We’ll move on after this, but I wanted to pause to point out that Selma has excellent examples of two more of our old rules:
Have One Touch in Each Dialogue Scene: The opening scene between MLK and LBJ begins with a handshake and aggressive shoulder grab, at which point they sit down and begin their meeting. After they really start their conversation, there is one more touch, and it’s a classic example of how the one-touch rule works.
This is a classically constructed scene: two fully humanized characters with justifiable points of view both want something, and they’re each confronting the other determined to get it immediately. In this case, each is the idol of millions and used to getting his way.
King sits down to make his case, and Johnson sits to listen for a while, then gets up when he makes his counterproposal, goes over to get his War on Poverty proposal from his desk and tries to hand it to King. When King refuses to take it, Johnson instead leans over and touches King once on the back as he says, “I want you to help. Help me with this.” King instead stands up to make his point more emphatically as Johnson backs off to listen. Things end there, with them both standing, at an impasse.

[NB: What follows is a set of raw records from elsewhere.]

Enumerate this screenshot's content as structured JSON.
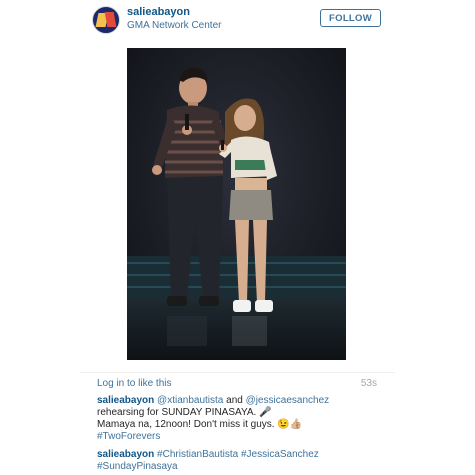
{
  "post": {
    "username": "salieabayon",
    "location": "GMA Network Center",
    "follow_label": "FOLLOW"
  },
  "meta": {
    "login_link": "Log in",
    "login_suffix": " to like this",
    "timestamp": "53s"
  },
  "comments": [
    {
      "user": "salieabayon",
      "mention1": "@xtianbautista",
      "and": " and ",
      "mention2": "@jessicaesanchez",
      "line2": "rehearsing for SUNDAY PINASAYA. 🎤",
      "line3": "Mamaya na, 12noon! Don't miss it guys. 😉👍🏼",
      "hashtag": "#TwoForevers"
    },
    {
      "user": "salieabayon",
      "tags_line1": "#ChristianBautista #JessicaSanchez",
      "tags_line2": "#SundayPinasaya"
    }
  ]
}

Obviously, in film, the blocking is more up to the director than the screenwriter, but it’s still good to indicate one touch in your write-up of each scene. In prose, you don’t want to spend too much time on blocking, which is up to how your reader pictures the scene, but again, it’s good to indicate that one touch, which is a simple way to show the crux of the scene.

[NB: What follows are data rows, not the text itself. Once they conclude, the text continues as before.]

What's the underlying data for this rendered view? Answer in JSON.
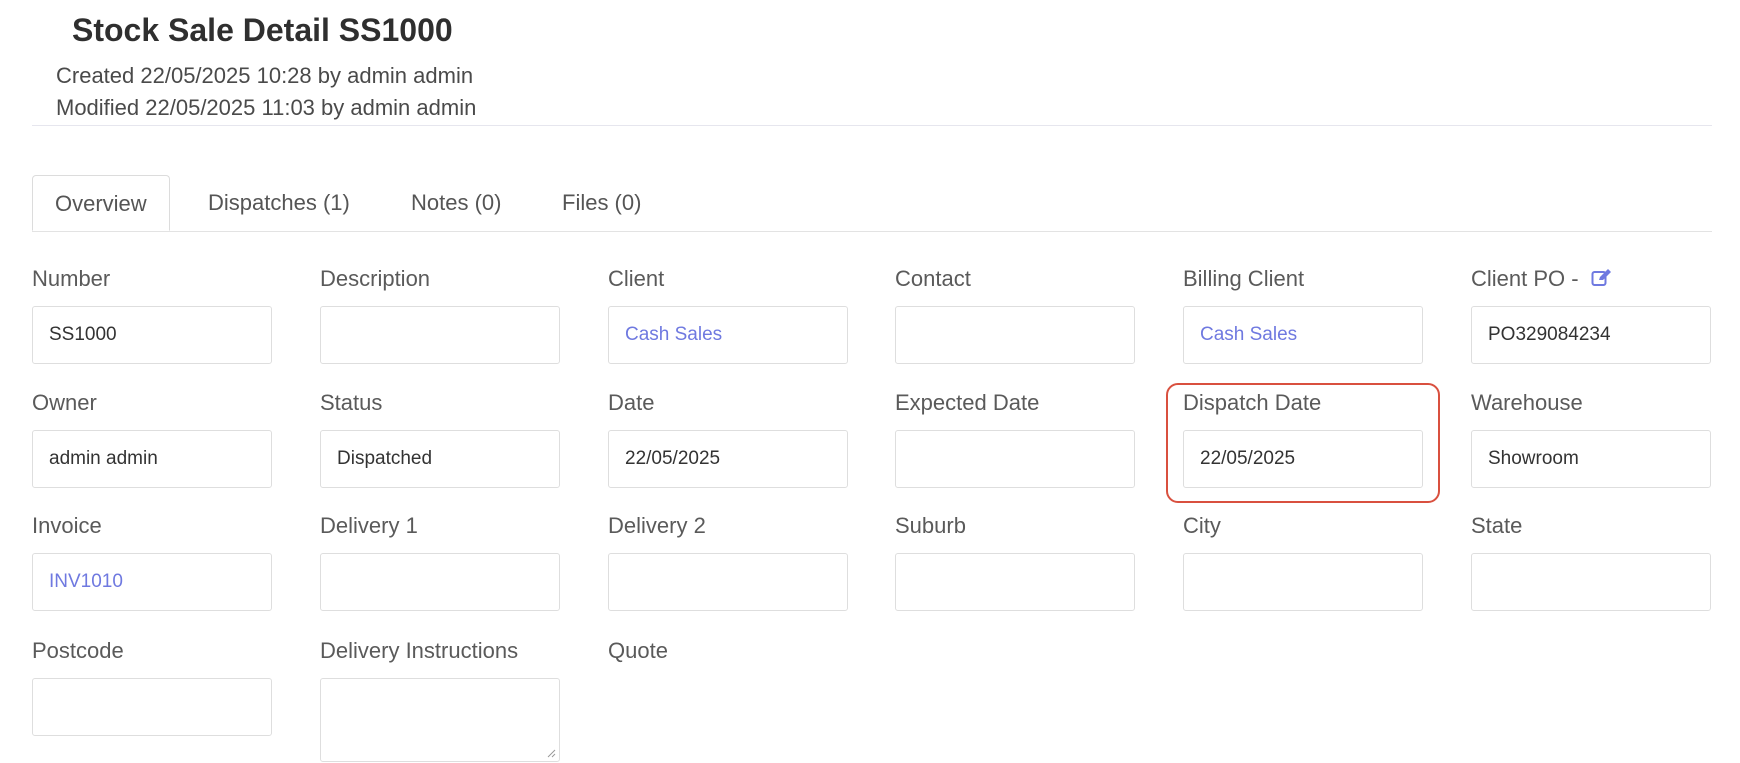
{
  "header": {
    "title": "Stock Sale Detail SS1000",
    "created": "Created 22/05/2025 10:28 by admin admin",
    "modified": "Modified 22/05/2025 11:03 by admin admin"
  },
  "tabs": [
    {
      "label": "Overview",
      "active": true
    },
    {
      "label": "Dispatches (1)",
      "active": false
    },
    {
      "label": "Notes (0)",
      "active": false
    },
    {
      "label": "Files (0)",
      "active": false
    }
  ],
  "fields": {
    "number": {
      "label": "Number",
      "value": "SS1000"
    },
    "description": {
      "label": "Description",
      "value": ""
    },
    "client": {
      "label": "Client",
      "value": "Cash Sales"
    },
    "contact": {
      "label": "Contact",
      "value": ""
    },
    "billing_client": {
      "label": "Billing Client",
      "value": "Cash Sales"
    },
    "client_po": {
      "label": "Client PO -",
      "value": "PO329084234"
    },
    "owner": {
      "label": "Owner",
      "value": "admin admin"
    },
    "status": {
      "label": "Status",
      "value": "Dispatched"
    },
    "date": {
      "label": "Date",
      "value": "22/05/2025"
    },
    "expected_date": {
      "label": "Expected Date",
      "value": ""
    },
    "dispatch_date": {
      "label": "Dispatch Date",
      "value": "22/05/2025"
    },
    "warehouse": {
      "label": "Warehouse",
      "value": "Showroom"
    },
    "invoice": {
      "label": "Invoice",
      "value": "INV1010"
    },
    "delivery1": {
      "label": "Delivery 1",
      "value": ""
    },
    "delivery2": {
      "label": "Delivery 2",
      "value": ""
    },
    "suburb": {
      "label": "Suburb",
      "value": ""
    },
    "city": {
      "label": "City",
      "value": ""
    },
    "state": {
      "label": "State",
      "value": ""
    },
    "postcode": {
      "label": "Postcode",
      "value": ""
    },
    "delivery_instructions": {
      "label": "Delivery Instructions",
      "value": ""
    },
    "quote": {
      "label": "Quote"
    }
  },
  "colors": {
    "link": "#6f79e0",
    "highlight": "#d9503f"
  },
  "icons": {
    "client_po_edit": "edit-icon"
  }
}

The Hero Should Have Three Rules He Lives By: All heroes need special skills, so that they’re not just reacting the way an “everyman” would react. They need to have their unique volatility: Only this hero would have reacted this way to this challenge. That’s why we root for them.

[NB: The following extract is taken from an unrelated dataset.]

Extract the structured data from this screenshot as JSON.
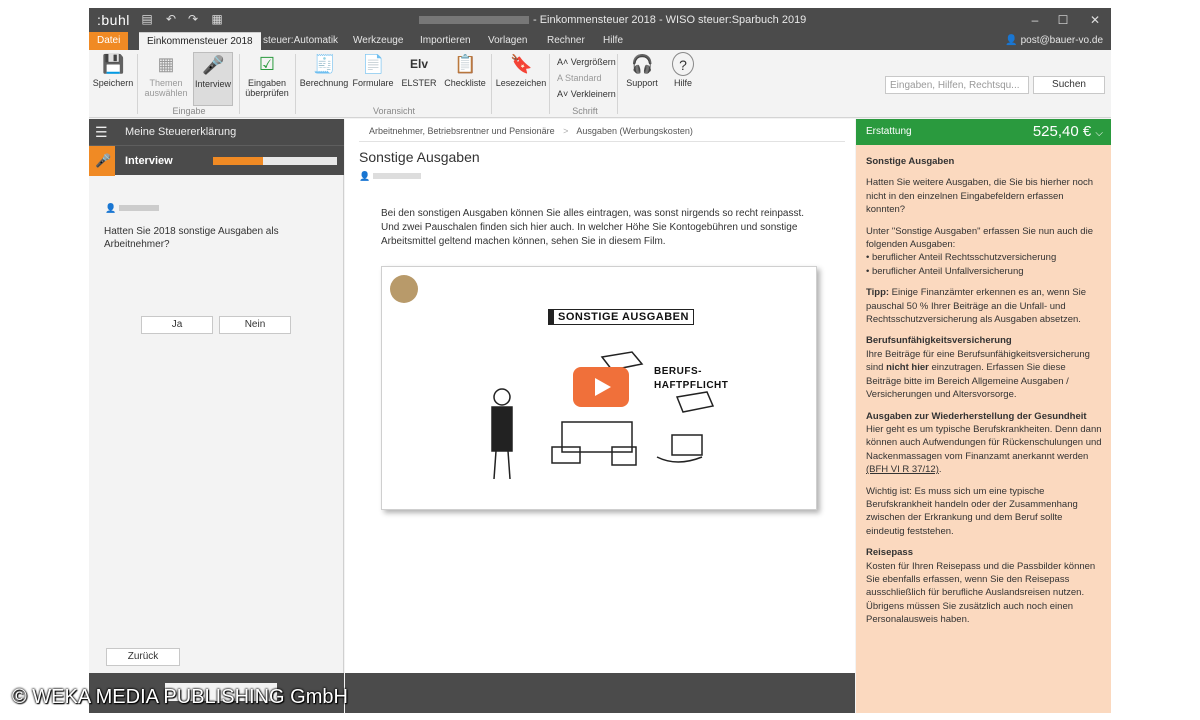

King doesn’t know karate, and he never uses a blowtorch to build himself a tank. In his case, his specials skills overlap with another thing it’s good for every hero to have, three rules he lives by: “We negotiate, we demonstrate, we resist.” He has learned these rules slowly and painfully, over the course of some campaigns that failed and others that succeeded. They are pithy and definitively stated. He will brook no counterproposals.
Obviously, not every great hero has a list of three they enumerate, but many do, and most heroes have a list like this implied if not stated. This fits into another thing most heroes have, a default argument tactic. Heroes should be specific, both so that we believe in their reality and so that we can invest our hopes in them alone: Specific language, specific tactics, specific ethos.
2 comments:
I haven't seen this movie yet, but this is the best example of 3 rules to live by. How do these rules work with false/true philosophies?
A comment!
Good question! I'll devote a whole post to it on Thursday.